I dropped down in my seat. I looked up at him and he was gone. I heard the roar of a terrible beast, the monster of a muscle car smearing away. I know that is not a good description for the way a car leaves a parking lot, but it is the only one I have. The car smeared away, and I never saw it again.

When I got home, I unpacked my bag and found a book within. It is called The Encyclopedia of Witchcraft and Demonology. The name under the title is Robbins. It was published by a place called Crown. I have never opened it, never looked inside. I fear that a scrap of paper will fall out, that a picture may be tucked away within.

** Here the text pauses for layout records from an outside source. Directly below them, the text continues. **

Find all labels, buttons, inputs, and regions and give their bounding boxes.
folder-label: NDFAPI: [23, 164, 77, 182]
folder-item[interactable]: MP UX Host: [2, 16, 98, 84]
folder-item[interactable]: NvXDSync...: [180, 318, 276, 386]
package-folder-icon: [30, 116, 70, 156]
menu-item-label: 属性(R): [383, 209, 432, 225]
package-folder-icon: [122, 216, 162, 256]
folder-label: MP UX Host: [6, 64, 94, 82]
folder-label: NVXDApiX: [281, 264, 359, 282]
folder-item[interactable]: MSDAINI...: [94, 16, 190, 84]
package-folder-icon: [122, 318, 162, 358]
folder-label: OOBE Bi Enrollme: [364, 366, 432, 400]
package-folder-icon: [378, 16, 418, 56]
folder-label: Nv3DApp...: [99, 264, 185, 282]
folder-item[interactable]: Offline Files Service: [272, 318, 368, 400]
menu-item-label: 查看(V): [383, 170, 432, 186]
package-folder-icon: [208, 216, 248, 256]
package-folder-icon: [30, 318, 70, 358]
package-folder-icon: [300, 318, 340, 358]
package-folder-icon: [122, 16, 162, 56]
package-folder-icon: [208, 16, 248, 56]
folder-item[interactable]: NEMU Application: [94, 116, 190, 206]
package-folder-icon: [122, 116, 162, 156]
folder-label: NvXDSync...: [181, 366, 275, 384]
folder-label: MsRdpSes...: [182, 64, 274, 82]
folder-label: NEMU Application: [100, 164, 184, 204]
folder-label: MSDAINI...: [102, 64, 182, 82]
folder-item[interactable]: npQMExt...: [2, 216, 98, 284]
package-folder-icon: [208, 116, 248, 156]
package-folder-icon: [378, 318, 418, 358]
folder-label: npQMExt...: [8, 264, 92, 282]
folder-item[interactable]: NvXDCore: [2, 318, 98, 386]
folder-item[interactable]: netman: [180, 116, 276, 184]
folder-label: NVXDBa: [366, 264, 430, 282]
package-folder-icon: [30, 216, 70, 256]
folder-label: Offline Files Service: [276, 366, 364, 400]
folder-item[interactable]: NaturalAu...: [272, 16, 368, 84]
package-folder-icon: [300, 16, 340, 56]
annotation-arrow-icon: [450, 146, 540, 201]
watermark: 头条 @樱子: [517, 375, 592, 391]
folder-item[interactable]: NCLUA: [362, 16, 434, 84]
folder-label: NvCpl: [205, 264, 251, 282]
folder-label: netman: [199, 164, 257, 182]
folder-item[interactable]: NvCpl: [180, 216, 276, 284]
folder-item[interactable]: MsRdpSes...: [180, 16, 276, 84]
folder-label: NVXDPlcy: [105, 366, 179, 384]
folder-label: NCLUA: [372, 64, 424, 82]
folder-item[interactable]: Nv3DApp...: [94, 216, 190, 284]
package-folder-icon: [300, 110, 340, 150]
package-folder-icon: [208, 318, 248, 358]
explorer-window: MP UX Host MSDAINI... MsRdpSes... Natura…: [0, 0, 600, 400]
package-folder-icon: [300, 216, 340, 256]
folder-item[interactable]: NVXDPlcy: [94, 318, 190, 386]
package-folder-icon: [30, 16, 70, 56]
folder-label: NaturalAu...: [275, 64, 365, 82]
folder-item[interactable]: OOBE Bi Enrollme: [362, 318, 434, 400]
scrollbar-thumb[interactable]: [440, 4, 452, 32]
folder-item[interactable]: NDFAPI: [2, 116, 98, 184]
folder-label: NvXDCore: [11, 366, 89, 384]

Twice I have traded this book to used book stores. I don’t remember picking it back up, but it lies right here. Several years later I lost a great number of books when one of my trunks got water damage. Every one of my books, save five, were destroyed. This book was in that trunk. It has no sign of water damage. When I throw it away, I find it has returned.

Often I go looking for it, ready to rip it to shreds, only to find it missing from my shelf. When I lose interest in the tome, it will come back. I will lose it for long periods of time, but always it will come back to me. I have no desire to read it or open it at all. The topic it promises does not beg for me to look into.

But here it sits. In my office. Waiting.

It will wait for a long time. I want nothing to do with it.